The Senate has unanimously passed the No Tax on Tips Act, a bill aimed at exempting up to $25,000 in tips from federal income taxes for American service workers, including bartenders, delivery drivers, and nail technicians. This legislation, which aligns with a campaign promise from President Donald Trump, now moves to the Republican-controlled House, where it is expected to receive broad support.
If enacted, the bill would revise the IRS Code to eliminate taxes on tips for employees who traditionally received tips as of December 31, 2023. To qualify, workers must have earned less than $160,000 for the 2024-2025 tax year, with future income thresholds adjusted for inflation. The proposal could significantly benefit around 4 million individuals employed in tipped occupations, representing approximately 2.5% of the U.S. workforce, according to the Yale Budget Lab.

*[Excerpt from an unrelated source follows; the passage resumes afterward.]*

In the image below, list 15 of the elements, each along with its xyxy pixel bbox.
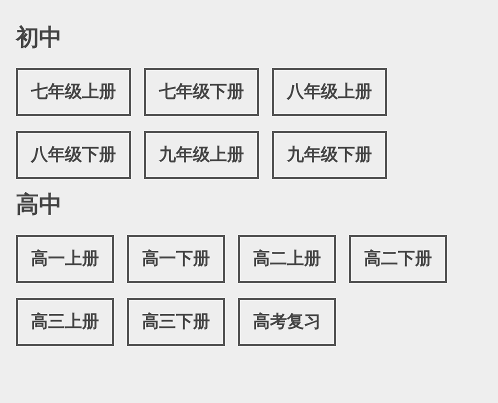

Other estimates suggest this figure could be closer to 5%.
Supporters, including Senate Minority Leader Chuck Schumer and the National Restaurant Association, argue that the bill would provide tax relief to hardworking Americans. However, critics, including some economists and labor advocates, caution that the removal of taxes on tips may lead to stagnation in base wages and could negatively affect tipped workers' eligibility for support programs such as the child tax credit and Social Security contributions.
Furthermore, experts warn that the legislation might alter tipping culture, potentially leading businesses to encourage or mandate tipping as a way to reduce their labor costs. Research indicates that a significant portion of Americans already feel pressured to tip more frequently.
The No Tax on Tips Act represents a significant shift in how tipped income is treated in the U.S., and its implications for workers and businesses will continue to be a topic of discussion as it moves through the legislative process.